Pernyataan tersebut disampaikan Presiden Lukashenko dalam konferensi pers bersama Presiden Republik Indonesia Prabowo Subianto usai pertemuan bilateral di Istana Merdeka, Jakarta, Kamis (2/7/2026).

Dalam kesempatan itu, Presiden Lukashenko menyebut ketahanan pangan sebagai salah satu sektor prioritas yang memiliki peran penting bagi kedua negara. Belarus, kata dia, siap mendukung upaya Indonesia dalam memperkuat kemandirian pangan melalui penyediaan pupuk, alat pertanian, serta teknologi pertanian modern.

"Untuk memberikan kebutuhan pangan, kami siap menyalurkan pupuk lebih besar lagi, alat-alat pertanian, teknik-teknik pertanian, lebih-lebih alat pertanian teknik dan sebagainya," ujar Lukashenko.

Selain sektor pangan, Belarus juga membuka peluang kerja sama yang lebih luas di bidang industri. Dukungan tersebut meliputi pengembangan industri alat berat dan otomotif, peningkatan kapasitas sumber daya manusia melalui pelatihan tenaga teknis Indonesia, hingga pembentukan perusahaan patungan (joint venture).

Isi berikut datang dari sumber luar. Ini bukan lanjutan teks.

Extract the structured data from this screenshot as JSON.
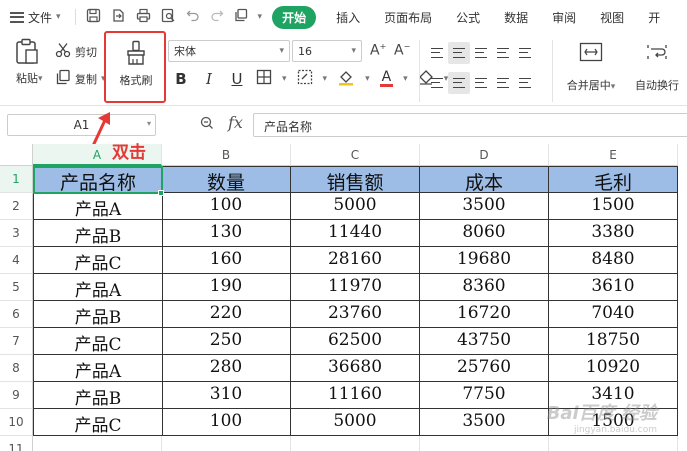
{
  "menubar": {
    "file_label": "文件",
    "start_tab": "开始",
    "tabs": [
      "插入",
      "页面布局",
      "公式",
      "数据",
      "审阅",
      "视图",
      "开"
    ]
  },
  "ribbon": {
    "paste_label": "粘贴",
    "cut_label": "剪切",
    "copy_label": "复制",
    "format_painter_label": "格式刷",
    "font_name": "宋体",
    "font_size": "16",
    "merge_label": "合并居中",
    "wrap_label": "自动换行",
    "bold": "B",
    "italic": "I",
    "underline": "U"
  },
  "formula_bar": {
    "name_box": "A1",
    "fx": "fx",
    "content": "产品名称"
  },
  "annotation": {
    "text": "双击",
    "color": "#e53935"
  },
  "sheet": {
    "columns": [
      "A",
      "B",
      "C",
      "D",
      "E"
    ],
    "rows": [
      "1",
      "2",
      "3",
      "4",
      "5",
      "6",
      "7",
      "8",
      "9",
      "10",
      "11"
    ],
    "header": [
      "产品名称",
      "数量",
      "销售额",
      "成本",
      "毛利"
    ],
    "data": [
      [
        "产品A",
        "100",
        "5000",
        "3500",
        "1500"
      ],
      [
        "产品B",
        "130",
        "11440",
        "8060",
        "3380"
      ],
      [
        "产品C",
        "160",
        "28160",
        "19680",
        "8480"
      ],
      [
        "产品A",
        "190",
        "11970",
        "8360",
        "3610"
      ],
      [
        "产品B",
        "220",
        "23760",
        "16720",
        "7040"
      ],
      [
        "产品C",
        "250",
        "62500",
        "43750",
        "18750"
      ],
      [
        "产品A",
        "280",
        "36680",
        "25760",
        "10920"
      ],
      [
        "产品B",
        "310",
        "11160",
        "7750",
        "3410"
      ],
      [
        "产品C",
        "100",
        "5000",
        "3500",
        "1500"
      ]
    ],
    "header_fill": "#9dbde6",
    "selection_color": "#1fa363"
  },
  "watermark": {
    "text": "Bai百度 经验",
    "sub": "jingyan.baidu.com"
  }
}
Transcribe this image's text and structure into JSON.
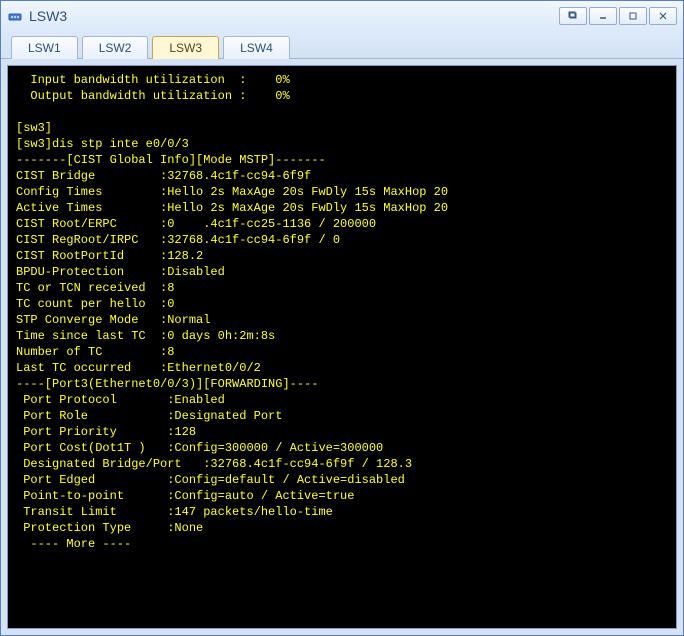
{
  "window": {
    "title": "LSW3"
  },
  "tabs": [
    {
      "label": "LSW1",
      "active": false
    },
    {
      "label": "LSW2",
      "active": false
    },
    {
      "label": "LSW3",
      "active": true
    },
    {
      "label": "LSW4",
      "active": false
    }
  ],
  "terminal": {
    "lines": [
      "  Input bandwidth utilization  :    0%",
      "  Output bandwidth utilization :    0%",
      "",
      "[sw3]",
      "[sw3]dis stp inte e0/0/3",
      "-------[CIST Global Info][Mode MSTP]-------",
      "CIST Bridge         :32768.4c1f-cc94-6f9f",
      "Config Times        :Hello 2s MaxAge 20s FwDly 15s MaxHop 20",
      "Active Times        :Hello 2s MaxAge 20s FwDly 15s MaxHop 20",
      "CIST Root/ERPC      :0    .4c1f-cc25-1136 / 200000",
      "CIST RegRoot/IRPC   :32768.4c1f-cc94-6f9f / 0",
      "CIST RootPortId     :128.2",
      "BPDU-Protection     :Disabled",
      "TC or TCN received  :8",
      "TC count per hello  :0",
      "STP Converge Mode   :Normal",
      "Time since last TC  :0 days 0h:2m:8s",
      "Number of TC        :8",
      "Last TC occurred    :Ethernet0/0/2",
      "----[Port3(Ethernet0/0/3)][FORWARDING]----",
      " Port Protocol       :Enabled",
      " Port Role           :Designated Port",
      " Port Priority       :128",
      " Port Cost(Dot1T )   :Config=300000 / Active=300000",
      " Designated Bridge/Port   :32768.4c1f-cc94-6f9f / 128.3",
      " Port Edged          :Config=default / Active=disabled",
      " Point-to-point      :Config=auto / Active=true",
      " Transit Limit       :147 packets/hello-time",
      " Protection Type     :None",
      "  ---- More ----"
    ]
  }
}
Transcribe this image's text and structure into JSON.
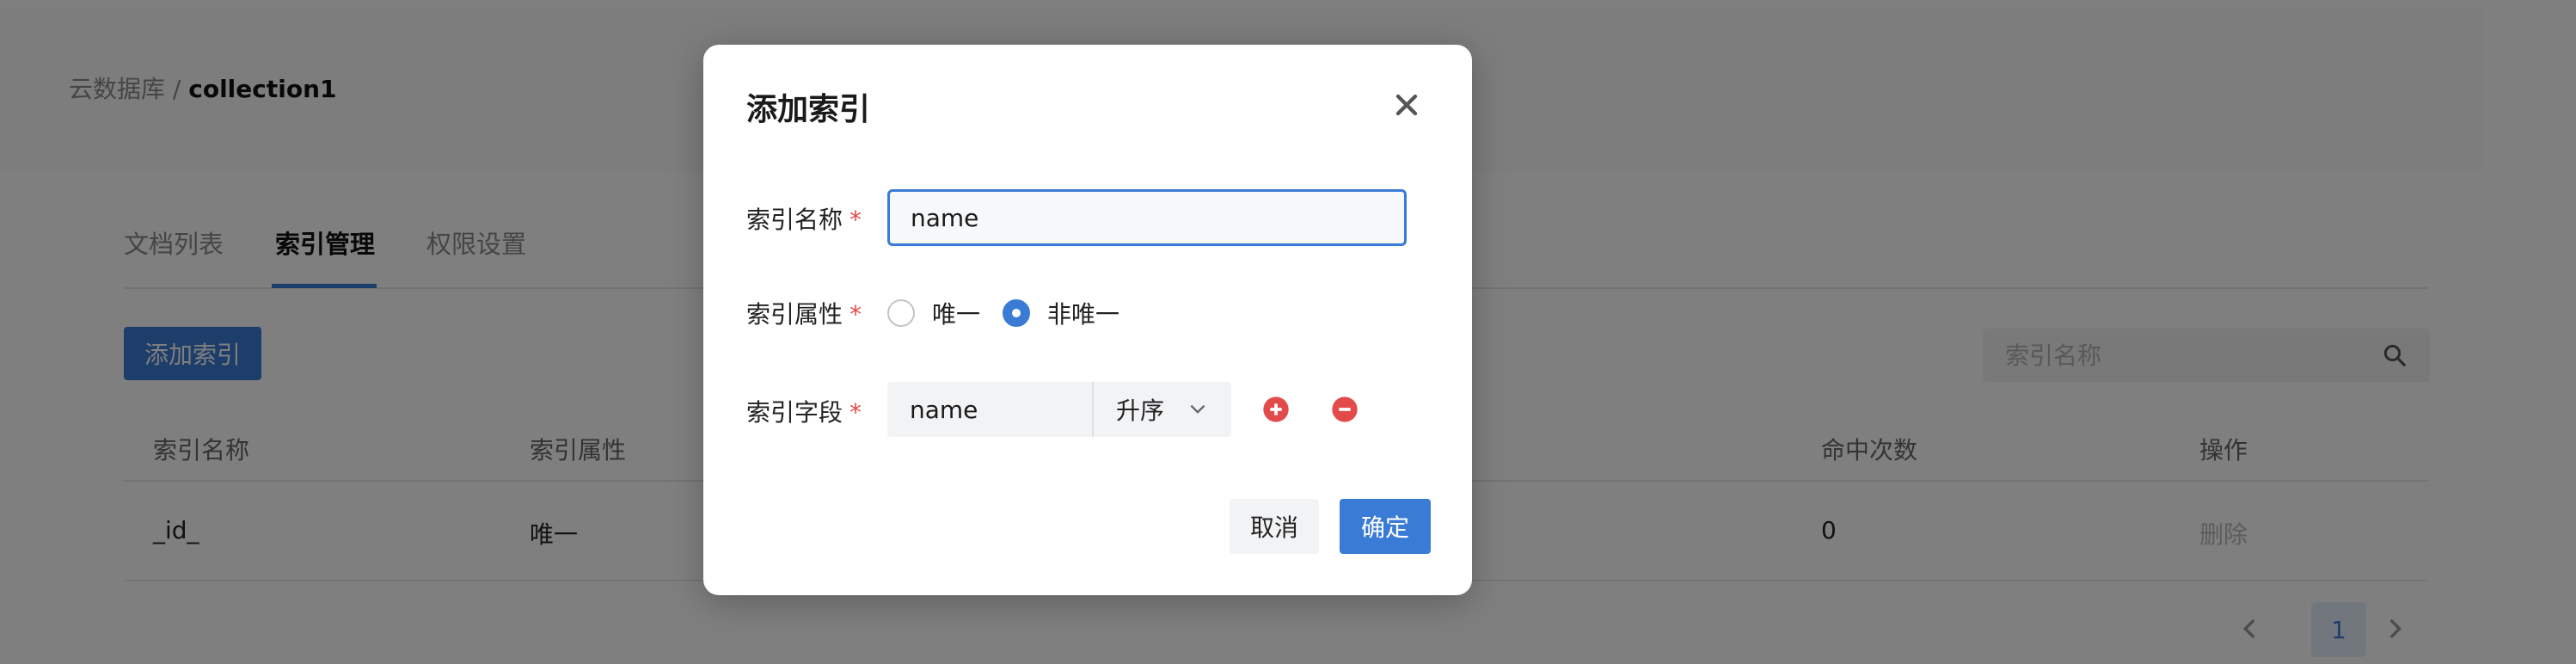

Menurut Lukashenko, Belarus siap membagikan pengalaman dan keahlian industri kepada Indonesia, baik melalui pelatihan di dalam negeri maupun di fasilitas produksi yang dimiliki Belarus.

"Kami siap mengajarkan orang-orang kita tidak hanya di sini di Indonesia, tapi juga di pabrik kami di Belarus. Kami siap juga membantu teman-teman Indonesia untuk bidang-bidang lainnya yang dibutuhkan di Indonesia," tuturnya.

Di sektor perdagangan, Presiden Lukashenko menyampaikan kesiapan Belarus untuk meningkatkan ekspor berbagai komoditas, termasuk produk susu dan daging. Selain itu, Belarus juga membuka peluang investasi melalui pembangunan proyek bersama, lokalisasi industri, serta kerja sama di bidang kesehatan dan pelayanan medis.

"Kami siap untuk membuka berbagai proyek kerja sama dan memperluas kerja sama apa pun di Indonesia. Tidak hanya kerja sama perdagangan, tapi pembangunan perusahaan bersama (joint venture) dan lokalisasi pabrik di sini. Negara kami siap memberikan dukungan untuk kesehatan dan penyiapan bidang medis bagi masyarakat Indonesia," katanya.

Pada kesempatan yang sama, Presiden Lukashenko menyambut baik rencana pembukaan Kedutaan Besar Republik Indonesia di Belarus. Menurutnya, keberadaan perwakilan diplomatik, pembukaan penerbangan langsung, serta kemudahan fasilitas bebas visa akan semakin mempererat hubungan antarmasyarakat dan meningkatkan kunjungan wisata antara kedua negara.

"Delegasi kami memiliki perhatian yang sangat tinggi terhadap saling kunjung wisatawan. Kami terbuka terhadap pembukaan Kedutaan Indonesia di Belarus dan juga pembukaan bebas visa yang akan mempermudah kunjungan warga Belarus ke Indonesia, sebagaimana telah kami lakukan kepada warga Indonesia yang berkunjung ke Belarus," ujarnya.

Menutup pernyataannya, Presiden Lukashenko menegaskan bahwa Belarus akan terus membuka peluang kerja sama yang saling menguntungkan dengan Indonesia. Ia juga menyampaikan apresiasi kepada Presiden Prabowo Subianto atas komitmennya dalam memperkuat hubungan bilateral yang dibangun atas dasar persahabatan, saling menghormati, dan kepercayaan.

"Hal ini menjadi mungkin berkat energi dan dukungan Bapak Presiden Prabowo yang sangat kuat terhadap kerja sama antara Belarus dan Indonesia. Kami sangat berterima kasih karena kita saling menghargai persahabatan yang telah terjalin," ucap Presiden Lukashenko.